A month later his family was allowed to return to their home at Schofield Barracks. When they got there, Mr. Orcutt remembers his mother. “When she opened the refrigerator door, I thought my mother was going to die. Everything inside was rotten. I remember trying to help my mother wash out the refrigerator.”
After that the Orcutt family moved to San Francisco and then to New Bedford, while his father stayed behind. Mr. Orcutt seldom saw his father during the war.
His older brother John served in the Army during the Normandy invasion and was awarded a bronze star and two purple hearts.

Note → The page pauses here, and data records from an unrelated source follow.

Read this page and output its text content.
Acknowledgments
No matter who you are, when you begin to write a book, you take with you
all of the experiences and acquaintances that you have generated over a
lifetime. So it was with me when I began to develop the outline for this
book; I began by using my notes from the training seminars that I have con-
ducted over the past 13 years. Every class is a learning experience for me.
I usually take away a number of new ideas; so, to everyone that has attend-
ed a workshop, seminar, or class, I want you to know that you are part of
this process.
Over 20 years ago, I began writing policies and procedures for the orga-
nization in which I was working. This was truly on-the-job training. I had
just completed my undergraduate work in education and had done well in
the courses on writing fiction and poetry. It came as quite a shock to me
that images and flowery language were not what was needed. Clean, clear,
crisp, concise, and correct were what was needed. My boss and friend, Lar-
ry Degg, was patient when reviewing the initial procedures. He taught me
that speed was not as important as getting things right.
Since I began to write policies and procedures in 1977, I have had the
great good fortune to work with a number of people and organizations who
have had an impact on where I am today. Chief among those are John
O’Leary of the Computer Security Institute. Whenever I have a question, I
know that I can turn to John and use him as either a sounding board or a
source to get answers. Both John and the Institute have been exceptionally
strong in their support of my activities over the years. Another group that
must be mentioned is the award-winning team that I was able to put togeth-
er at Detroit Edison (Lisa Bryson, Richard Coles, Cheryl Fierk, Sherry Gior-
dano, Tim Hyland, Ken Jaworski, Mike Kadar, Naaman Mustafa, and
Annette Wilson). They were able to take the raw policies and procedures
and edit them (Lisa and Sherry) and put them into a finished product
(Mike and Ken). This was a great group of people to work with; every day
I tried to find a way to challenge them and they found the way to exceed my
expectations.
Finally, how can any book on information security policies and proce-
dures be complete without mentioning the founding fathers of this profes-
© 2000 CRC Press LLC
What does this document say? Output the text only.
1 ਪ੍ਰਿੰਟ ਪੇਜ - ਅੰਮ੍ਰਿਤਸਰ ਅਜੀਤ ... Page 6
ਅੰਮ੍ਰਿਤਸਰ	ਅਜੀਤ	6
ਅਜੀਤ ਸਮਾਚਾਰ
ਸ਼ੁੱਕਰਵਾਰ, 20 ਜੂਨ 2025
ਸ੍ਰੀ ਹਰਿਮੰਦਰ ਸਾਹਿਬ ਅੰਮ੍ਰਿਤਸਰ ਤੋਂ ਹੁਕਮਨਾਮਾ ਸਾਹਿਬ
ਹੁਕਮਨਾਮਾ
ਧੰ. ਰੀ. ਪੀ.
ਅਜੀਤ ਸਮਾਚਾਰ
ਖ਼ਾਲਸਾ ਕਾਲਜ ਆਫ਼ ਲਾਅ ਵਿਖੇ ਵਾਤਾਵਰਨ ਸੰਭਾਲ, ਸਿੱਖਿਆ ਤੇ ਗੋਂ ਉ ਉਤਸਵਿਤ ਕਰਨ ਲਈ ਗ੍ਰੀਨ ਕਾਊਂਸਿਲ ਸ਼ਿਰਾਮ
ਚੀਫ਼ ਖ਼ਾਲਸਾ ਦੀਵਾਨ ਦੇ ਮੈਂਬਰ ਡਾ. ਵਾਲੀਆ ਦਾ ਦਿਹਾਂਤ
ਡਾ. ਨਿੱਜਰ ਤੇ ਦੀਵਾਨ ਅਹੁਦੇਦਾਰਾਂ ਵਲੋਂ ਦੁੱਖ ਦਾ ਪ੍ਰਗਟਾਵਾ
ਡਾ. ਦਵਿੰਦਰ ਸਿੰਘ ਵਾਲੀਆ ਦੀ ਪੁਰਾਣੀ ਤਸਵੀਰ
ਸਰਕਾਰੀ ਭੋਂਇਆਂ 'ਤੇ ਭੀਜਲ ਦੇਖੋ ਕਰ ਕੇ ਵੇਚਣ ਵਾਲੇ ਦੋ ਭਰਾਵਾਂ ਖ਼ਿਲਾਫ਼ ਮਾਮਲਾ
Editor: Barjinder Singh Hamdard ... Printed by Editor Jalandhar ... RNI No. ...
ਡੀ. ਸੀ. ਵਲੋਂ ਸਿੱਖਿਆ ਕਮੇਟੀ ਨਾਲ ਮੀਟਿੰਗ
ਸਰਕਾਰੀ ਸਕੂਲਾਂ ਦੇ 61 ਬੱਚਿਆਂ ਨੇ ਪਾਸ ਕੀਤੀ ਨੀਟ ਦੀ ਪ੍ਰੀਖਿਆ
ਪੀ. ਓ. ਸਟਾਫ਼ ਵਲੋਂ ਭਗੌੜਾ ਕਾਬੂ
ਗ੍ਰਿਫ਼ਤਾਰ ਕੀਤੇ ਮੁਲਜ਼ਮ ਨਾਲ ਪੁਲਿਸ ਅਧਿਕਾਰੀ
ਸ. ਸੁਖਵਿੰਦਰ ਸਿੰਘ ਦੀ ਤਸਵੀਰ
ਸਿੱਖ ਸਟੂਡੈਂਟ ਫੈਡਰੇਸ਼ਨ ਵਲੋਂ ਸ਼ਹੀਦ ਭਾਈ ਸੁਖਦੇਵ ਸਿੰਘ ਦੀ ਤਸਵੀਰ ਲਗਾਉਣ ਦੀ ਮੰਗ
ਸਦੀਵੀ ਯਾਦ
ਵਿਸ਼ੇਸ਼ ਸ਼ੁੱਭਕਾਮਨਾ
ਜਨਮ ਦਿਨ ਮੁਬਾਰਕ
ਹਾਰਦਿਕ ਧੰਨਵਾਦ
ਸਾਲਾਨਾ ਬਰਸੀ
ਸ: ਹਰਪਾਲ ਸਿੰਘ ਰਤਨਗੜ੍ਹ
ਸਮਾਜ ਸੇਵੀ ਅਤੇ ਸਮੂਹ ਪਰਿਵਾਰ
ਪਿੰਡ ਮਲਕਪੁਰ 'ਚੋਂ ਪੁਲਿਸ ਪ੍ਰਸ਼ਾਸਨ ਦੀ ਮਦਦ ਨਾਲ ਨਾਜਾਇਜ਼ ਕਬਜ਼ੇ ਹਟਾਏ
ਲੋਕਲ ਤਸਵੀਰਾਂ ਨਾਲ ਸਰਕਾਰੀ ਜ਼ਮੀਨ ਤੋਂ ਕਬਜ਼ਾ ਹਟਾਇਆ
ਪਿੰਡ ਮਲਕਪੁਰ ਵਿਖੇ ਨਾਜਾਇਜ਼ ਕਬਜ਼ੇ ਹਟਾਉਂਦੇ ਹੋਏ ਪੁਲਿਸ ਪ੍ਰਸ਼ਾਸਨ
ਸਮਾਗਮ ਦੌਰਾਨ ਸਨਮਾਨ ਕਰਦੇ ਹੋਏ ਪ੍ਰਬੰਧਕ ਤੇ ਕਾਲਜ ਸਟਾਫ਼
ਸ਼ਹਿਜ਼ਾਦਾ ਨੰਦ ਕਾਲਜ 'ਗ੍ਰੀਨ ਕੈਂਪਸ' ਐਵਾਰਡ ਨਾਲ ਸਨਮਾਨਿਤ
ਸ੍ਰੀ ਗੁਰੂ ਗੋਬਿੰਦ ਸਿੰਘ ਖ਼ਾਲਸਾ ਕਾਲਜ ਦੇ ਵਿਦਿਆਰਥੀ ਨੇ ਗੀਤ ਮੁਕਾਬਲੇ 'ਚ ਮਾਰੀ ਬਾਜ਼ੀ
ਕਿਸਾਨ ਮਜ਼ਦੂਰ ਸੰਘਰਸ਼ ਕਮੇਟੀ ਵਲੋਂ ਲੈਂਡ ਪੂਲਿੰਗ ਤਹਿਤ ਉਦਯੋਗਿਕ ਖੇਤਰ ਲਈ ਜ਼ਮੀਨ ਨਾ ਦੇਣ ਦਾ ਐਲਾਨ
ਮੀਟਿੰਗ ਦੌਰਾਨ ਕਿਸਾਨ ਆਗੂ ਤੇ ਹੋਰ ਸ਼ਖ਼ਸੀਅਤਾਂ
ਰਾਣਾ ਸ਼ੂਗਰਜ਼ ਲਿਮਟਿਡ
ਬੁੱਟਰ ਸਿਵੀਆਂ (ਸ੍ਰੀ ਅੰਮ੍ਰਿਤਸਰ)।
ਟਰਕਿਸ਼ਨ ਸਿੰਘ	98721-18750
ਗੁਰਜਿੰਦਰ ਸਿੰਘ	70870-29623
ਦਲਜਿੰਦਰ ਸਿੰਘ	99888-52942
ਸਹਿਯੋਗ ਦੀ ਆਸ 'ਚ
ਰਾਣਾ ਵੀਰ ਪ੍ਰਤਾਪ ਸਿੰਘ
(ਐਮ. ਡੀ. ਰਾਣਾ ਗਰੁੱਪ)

Mr. Orcutt joined the Air Force at the age of 22, after college, during the Korean War. He worked as a radar mechanic in Mississippi and in Europe.
He is reluctant to talk about his Pearl Harbor memories, preferring to defer to others who served in the war.
His father retired after 34 years in the military. Mr. Orcutt, who turns 80 this month, has no mementos from the seven months he lived in Hawaii, just his memories. He said he has never wanted to go back.
He has lived on the Vineyard for 42 years; he came here because he married an Islander, Bernice Wells, on Independence Day in 1951.
They moved to the Island in 1965 when he took a position as director of the Martha’s Vineyard Youth Center. He did the job for two years, and then worked as a carpenter, at the Martha’s Vineyard Airport and at the Martha’s Vineyard Shipyard. Mrs. Orcutt worked at the Martha’s Vineyard Hospital as a nurse. They raised four sons.
He said he prefers to look past the Pearl Harbor experience where over 2,000 people were killed and another 1,000 injured, and a nation went to war.
“You look up and you see them firing away. It is done. It is over. I made it. Let us move on,” he said.